EXAFS spectroscopy has been used to determine the medium-range structural environment (within a radius of 7 Å) of trace levels of Zn2+ ions within the octahedral sheets of trioctahedral 2:1 phyllosilicates. EXAFS signatures of trace quantities (800–4000 ppm) of Zn in natural and synthetic trioctahedral 2:1 phyllosilicates (talcs and biotite) were analyzed using ab initio FEFF calculations (FEFF 8.10 code) in which various second-neighbor atomic configurations around a Zn-containing octahedral site were examined. Comparison of the results of these model calculations with observed Zn K-edge EXAFS spectra provides constraints on the distribution of Zn within the octahedral sheet.
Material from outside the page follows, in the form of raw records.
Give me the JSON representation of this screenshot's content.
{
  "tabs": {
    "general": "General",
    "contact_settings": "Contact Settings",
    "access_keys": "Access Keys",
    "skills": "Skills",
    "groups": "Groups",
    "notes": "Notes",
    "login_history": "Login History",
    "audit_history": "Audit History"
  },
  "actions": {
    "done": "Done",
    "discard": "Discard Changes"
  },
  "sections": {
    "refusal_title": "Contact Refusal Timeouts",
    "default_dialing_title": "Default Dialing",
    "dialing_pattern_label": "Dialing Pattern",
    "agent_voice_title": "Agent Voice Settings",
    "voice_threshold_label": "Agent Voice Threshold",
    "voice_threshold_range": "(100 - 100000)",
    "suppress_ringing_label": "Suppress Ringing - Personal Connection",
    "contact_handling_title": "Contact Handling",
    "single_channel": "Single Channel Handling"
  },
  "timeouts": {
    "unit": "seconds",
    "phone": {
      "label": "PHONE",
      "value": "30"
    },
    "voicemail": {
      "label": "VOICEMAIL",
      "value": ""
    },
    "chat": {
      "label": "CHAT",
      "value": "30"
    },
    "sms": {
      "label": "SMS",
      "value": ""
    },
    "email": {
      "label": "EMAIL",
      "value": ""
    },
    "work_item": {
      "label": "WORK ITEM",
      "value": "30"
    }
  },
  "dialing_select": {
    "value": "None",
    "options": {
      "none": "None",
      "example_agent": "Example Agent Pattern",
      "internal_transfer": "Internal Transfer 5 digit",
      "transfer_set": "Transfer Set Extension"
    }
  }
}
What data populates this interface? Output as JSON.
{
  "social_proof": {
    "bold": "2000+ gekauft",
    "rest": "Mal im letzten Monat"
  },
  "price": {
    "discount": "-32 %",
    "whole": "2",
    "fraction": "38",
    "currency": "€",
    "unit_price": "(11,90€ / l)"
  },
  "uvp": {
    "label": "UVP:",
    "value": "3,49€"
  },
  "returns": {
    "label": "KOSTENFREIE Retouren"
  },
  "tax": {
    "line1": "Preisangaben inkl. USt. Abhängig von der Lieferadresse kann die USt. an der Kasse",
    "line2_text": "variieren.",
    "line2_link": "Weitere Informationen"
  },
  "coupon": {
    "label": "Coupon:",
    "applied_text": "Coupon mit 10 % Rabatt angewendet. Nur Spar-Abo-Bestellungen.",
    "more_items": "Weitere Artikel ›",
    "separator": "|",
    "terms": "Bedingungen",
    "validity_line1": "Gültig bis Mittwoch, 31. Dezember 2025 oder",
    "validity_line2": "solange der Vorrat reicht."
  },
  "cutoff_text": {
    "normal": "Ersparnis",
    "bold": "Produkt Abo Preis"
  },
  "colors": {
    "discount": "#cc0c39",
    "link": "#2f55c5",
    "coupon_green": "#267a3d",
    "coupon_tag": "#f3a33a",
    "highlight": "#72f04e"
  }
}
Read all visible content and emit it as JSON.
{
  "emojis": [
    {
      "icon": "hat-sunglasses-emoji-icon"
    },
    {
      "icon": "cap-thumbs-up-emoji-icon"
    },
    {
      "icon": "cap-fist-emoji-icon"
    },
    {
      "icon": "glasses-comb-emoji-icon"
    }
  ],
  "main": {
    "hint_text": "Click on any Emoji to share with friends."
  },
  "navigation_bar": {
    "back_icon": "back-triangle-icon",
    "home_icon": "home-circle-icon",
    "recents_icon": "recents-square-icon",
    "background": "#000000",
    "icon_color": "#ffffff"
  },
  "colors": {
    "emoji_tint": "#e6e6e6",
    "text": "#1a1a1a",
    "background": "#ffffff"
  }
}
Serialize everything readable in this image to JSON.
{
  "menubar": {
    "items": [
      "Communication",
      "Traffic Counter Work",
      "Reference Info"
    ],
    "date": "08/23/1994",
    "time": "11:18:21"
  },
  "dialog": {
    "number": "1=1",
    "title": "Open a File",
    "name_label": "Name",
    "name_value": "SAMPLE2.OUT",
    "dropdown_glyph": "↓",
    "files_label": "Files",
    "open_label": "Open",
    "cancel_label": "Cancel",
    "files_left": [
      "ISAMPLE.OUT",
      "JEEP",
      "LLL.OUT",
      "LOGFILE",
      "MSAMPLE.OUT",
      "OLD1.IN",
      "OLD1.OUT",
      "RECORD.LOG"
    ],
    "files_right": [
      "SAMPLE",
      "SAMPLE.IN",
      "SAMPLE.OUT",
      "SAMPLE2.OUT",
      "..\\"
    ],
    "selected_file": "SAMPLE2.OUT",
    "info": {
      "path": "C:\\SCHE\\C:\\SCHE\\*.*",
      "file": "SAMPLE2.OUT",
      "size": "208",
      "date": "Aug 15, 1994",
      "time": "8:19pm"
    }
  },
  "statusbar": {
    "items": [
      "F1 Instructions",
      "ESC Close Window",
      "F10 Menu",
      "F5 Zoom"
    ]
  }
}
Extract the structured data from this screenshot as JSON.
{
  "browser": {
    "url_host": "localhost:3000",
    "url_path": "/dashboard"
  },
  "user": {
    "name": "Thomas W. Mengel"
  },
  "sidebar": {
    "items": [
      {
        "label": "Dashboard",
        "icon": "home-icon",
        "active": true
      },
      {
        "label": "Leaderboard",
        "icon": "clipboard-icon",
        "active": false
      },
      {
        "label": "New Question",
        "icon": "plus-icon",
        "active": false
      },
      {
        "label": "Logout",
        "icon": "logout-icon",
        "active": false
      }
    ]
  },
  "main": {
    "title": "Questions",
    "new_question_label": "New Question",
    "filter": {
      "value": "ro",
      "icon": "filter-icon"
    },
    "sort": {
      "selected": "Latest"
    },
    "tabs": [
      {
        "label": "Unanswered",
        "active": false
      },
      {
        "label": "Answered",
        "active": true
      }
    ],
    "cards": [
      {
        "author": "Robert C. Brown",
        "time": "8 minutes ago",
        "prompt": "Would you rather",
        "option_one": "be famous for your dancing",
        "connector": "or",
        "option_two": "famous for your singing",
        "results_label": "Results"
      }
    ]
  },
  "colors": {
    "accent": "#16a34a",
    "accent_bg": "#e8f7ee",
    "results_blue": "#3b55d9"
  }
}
Zn was found to be randomly distributed within the octahedral sheets of the synthetic talc containing 4000 ppm Zn. In the natural biotite containing 800 ppm Zn, the distribution of Zn could not be determined because of significant Fe content, which precluded unambiguous FEFF analysis. Finally, FEFF analysis of single-scattering and multiple-scattering contributions to the EXAFS data of the Zn-dilute talc sample, followed by comparison with EXAFS data from a natural dioctahedral illite sample containing 140 ppm Zn, allowed unambiguous identification of spectral features characteristic of Zn2+ ions incorporated within the octahedral sheets of trioctahedral phyllosilicates. These results indicate that EXAFS spectroscopy can be used to distinguish between incorporation of trace levels of Zn2+ ions within the octahedral sheet of di- or trioctahedral phyllosilicates. They also provide a strong basis for determining the speciation of Zn at trace concentration levels in natural phyllosilicates from Zn-contaminated soils and sediments using Zn K-edge EXAFS spectroscopy. Because the crystal chemistry of other potentially toxic first-row divalent transition elements (i.e., Co2+, Ni2+, and Cu2+) is similar to that of Zn2+, this FEFF-based EXAFS approach could be used to (1) complement existing FTIR and polarized-EXAFS approaches in assessing the distribution of these elements within the octahedral sheets of di- and trioctahedral plyllosilicates and (2) better determine the speciation of these elements in contaminated soils and sediments.